Hello Extraordinary Team Friends!
Today’s blog is from my good friend and colleague, Michael Kerr who specializes in creating “Outrageously Inspiring Workplace Cultures.” I first read it on LinkedIn and thought, “This would be an awesome blog post!” So here is this week’s blog, thanks to Michael for sharing it with us!
“I’ve always thought that the sitcom The Office should be mandatory viewing for senior leaders to remind themselves of how not to lead.
After all, as Groucho Marx once said, ‘We should learn from the mistakes of others. We don’t have time to make them all ourselves.’
Speaking of The Office (I’m so glad you brought it up), I just finished reading, The Office: The Untold Story of the Greatest Sitcom of the 2000s by Andy Greene. The book gave me the inspiration for this week’s message. It’s not earth-shattering, yet it’s ridiculously important. Are you ready to hear it?

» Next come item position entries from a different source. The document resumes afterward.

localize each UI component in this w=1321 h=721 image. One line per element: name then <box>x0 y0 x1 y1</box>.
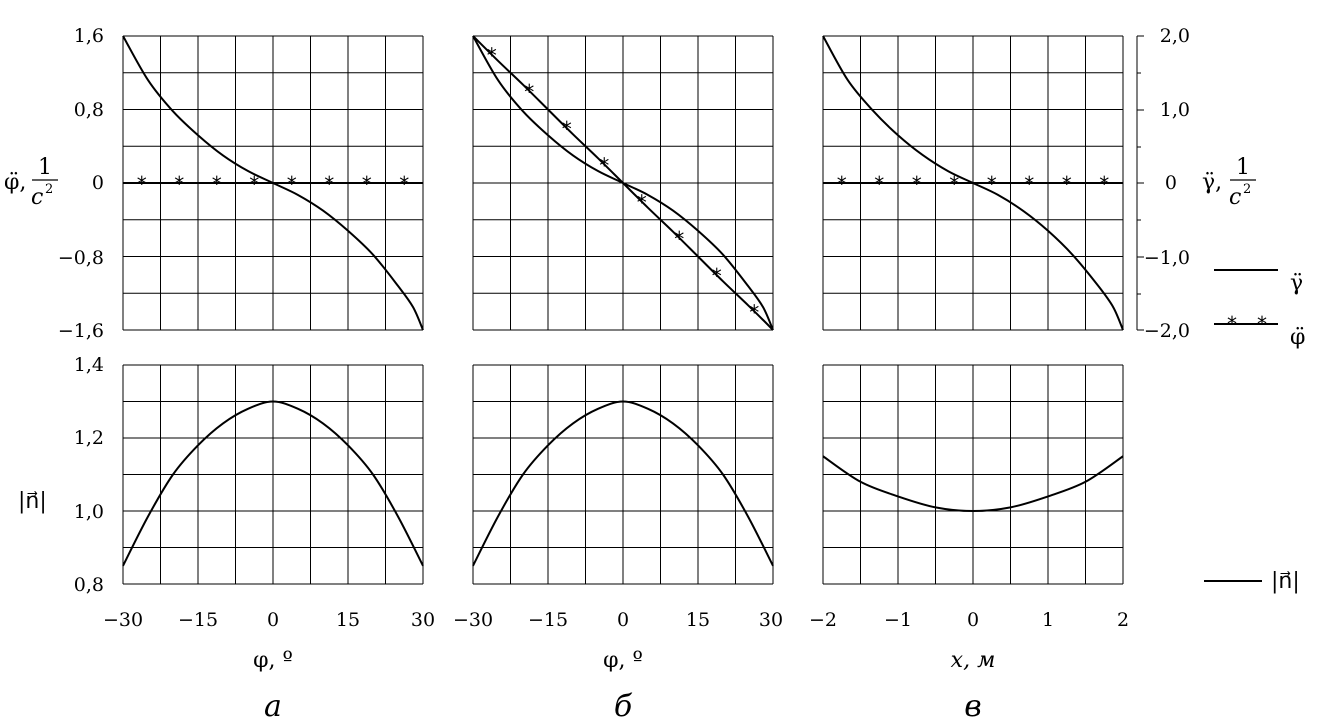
y-tick: 0,8 <box>74 99 104 121</box>
legend-n-label: |n⃗| <box>1271 569 1300 594</box>
x-tick: −1 <box>884 609 912 631</box>
phi-star-marker: * <box>912 172 922 196</box>
y-tick-right: −1,0 <box>1144 247 1190 269</box>
x-ticks-b: −30 −15 0 15 30 <box>453 609 783 631</box>
caption-v: в <box>964 689 981 721</box>
y-tick: 0,8 <box>74 574 104 596</box>
series-line-gamma <box>822 35 1124 331</box>
caption-a: а <box>264 689 282 721</box>
phi-star-marker: * <box>1024 172 1034 196</box>
x-tick: 30 <box>411 609 435 631</box>
x-ticks-a: −30 −15 0 15 30 <box>103 609 435 631</box>
y-label-fraction-numerator: 1 <box>38 155 52 180</box>
panel-v-top: * * * * * * * * <box>822 35 1124 331</box>
left-y-ticks-bottom: 1,4 1,2 1,0 0,8 |n⃗| <box>18 354 104 596</box>
phi-star-marker: * <box>324 172 334 196</box>
phi-star-marker: * <box>287 172 297 196</box>
x-tick: 0 <box>267 609 279 631</box>
y-axis-label-left-top: φ̈, 1 c 2 <box>4 155 58 210</box>
x-tick: −2 <box>809 609 837 631</box>
x-tick: 0 <box>967 609 979 631</box>
phi-star-marker: * <box>249 172 259 196</box>
y-axis-label-right-top: γ̈, 1 c 2 <box>1202 155 1256 210</box>
phi-star-marker: * <box>637 191 647 215</box>
panel-b-bottom <box>472 364 774 585</box>
y-tick-right: 2,0 <box>1160 25 1190 47</box>
x-tick: 15 <box>336 609 360 631</box>
phi-star-marker: * <box>562 117 572 141</box>
phi-star-marker: * <box>749 300 759 324</box>
y-tick-right: 1,0 <box>1160 99 1190 121</box>
panel-a-bottom <box>122 364 424 585</box>
phi-star-marker: * <box>174 172 184 196</box>
y-tick: 1,6 <box>74 25 104 47</box>
y-tick: −1,6 <box>58 320 104 342</box>
legend: γ̈ * * φ̈ |n⃗| <box>1204 269 1305 594</box>
phi-star-marker: * <box>599 153 609 177</box>
panel-b-top: * * * * * * * * <box>472 35 774 331</box>
x-tick: 15 <box>686 609 710 631</box>
x-tick: 1 <box>1042 609 1054 631</box>
x-tick: 2 <box>1117 609 1129 631</box>
x-tick: −15 <box>528 609 568 631</box>
y-tick: 0 <box>92 172 104 194</box>
phi-star-marker: * <box>837 172 847 196</box>
y-label-fraction-denominator: c <box>1229 185 1241 210</box>
right-y-ticks: 2,0 1,0 0 −1,0 −2,0 <box>1136 25 1190 342</box>
phi-star-marker: * <box>212 172 222 196</box>
phi-star-marker: * <box>1062 172 1072 196</box>
phi-star-marker: * <box>487 44 497 68</box>
y-label-symbol: γ̈, <box>1202 170 1222 195</box>
phi-star-marker: * <box>712 264 722 288</box>
y-tick: 1,0 <box>74 501 104 523</box>
phi-star-marker: * <box>987 172 997 196</box>
phi-star-marker: * <box>1099 172 1109 196</box>
panel-v-bottom <box>822 364 1124 585</box>
y-tick-right: 0 <box>1165 172 1177 194</box>
phi-star-marker: * <box>137 172 147 196</box>
y-label-bottom: |n⃗| <box>18 489 47 514</box>
legend-phi-star: * <box>1257 312 1267 336</box>
phi-star-marker: * <box>674 227 684 251</box>
series-line-n <box>472 400 774 567</box>
phi-star-marker: * <box>399 172 409 196</box>
x-axis-label-b: φ, º <box>603 648 643 673</box>
panel-a-top: * * * * * * * * <box>122 35 424 331</box>
y-label-fraction-numerator: 1 <box>1236 155 1250 180</box>
y-label-fraction-denominator: c <box>31 185 43 210</box>
caption-b: б <box>614 689 633 721</box>
y-label-fraction-exponent: 2 <box>1243 182 1251 197</box>
phi-star-marker: * <box>524 80 534 104</box>
y-tick: 1,4 <box>74 354 104 376</box>
series-line-n <box>822 455 1124 513</box>
y-label-symbol: φ̈, <box>4 170 26 195</box>
x-tick: −30 <box>453 609 493 631</box>
legend-phi-label: φ̈ <box>1290 325 1305 350</box>
phi-star-marker: * <box>874 172 884 196</box>
series-line-gamma <box>472 35 774 331</box>
legend-gamma-label: γ̈ <box>1290 271 1303 296</box>
y-tick: 1,2 <box>74 427 104 449</box>
x-axis-label-v: x, м <box>951 648 996 673</box>
phi-star-marker: * <box>949 172 959 196</box>
left-y-ticks-top: 1,6 0,8 0 −0,8 −1,6 <box>58 25 104 342</box>
legend-phi-star: * <box>1227 312 1237 336</box>
series-line-n <box>122 400 424 567</box>
y-tick-right: −2,0 <box>1144 320 1190 342</box>
x-tick: −30 <box>103 609 143 631</box>
y-label-fraction-exponent: 2 <box>45 182 53 197</box>
x-axis-label-a: φ, º <box>253 648 293 673</box>
phi-star-marker: * <box>362 172 372 196</box>
x-tick: 30 <box>759 609 783 631</box>
x-tick: 0 <box>617 609 629 631</box>
x-tick: −15 <box>178 609 218 631</box>
y-tick: −0,8 <box>58 247 104 269</box>
x-ticks-v: −2 −1 0 1 2 <box>809 609 1129 631</box>
series-line-phi <box>472 35 774 331</box>
series-line-gamma <box>122 35 424 331</box>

One of the recurring themes in this book is how genuinely loved and respected Steve Carell was throughout his stint playing the less-than-ideal boss Michael Scott. Carell was a consummate professional in everything he did. He was courteous. Respectful. Kind. Generous.
He never said a bad word about anyone. He helped the crew unload from the van. He put others at ease. He was playful. He brought his sense of humor along for the ride. He didn’t want to be the only funny one – he wanted everyone to be funny. Colleague after colleague described him as a true class act and perhaps the nicest person they had ever worked with in their entire career.
Given his status and exhausting schedule he could have been a major-league jerk. But Carell chose (and let’s remember, it’s a choice we make every day) to be thoughtful and kind. And because he was so kind and so respected, he built up a huge supply of goodwill capital: His colleagues always supported him when he needed a big favor (such as taking a mid-season hiatus to star in a movie).
He made the choice to be kind every day to everyone he interacted with, and by doing so Steve Carell left behind a lasting, positive legacy.
So, what choice are you making every day at work?
What legacy do you hope to leave in your wake?
If someone penned a book about your workplace 10 years after you left your job, what would they write about you?”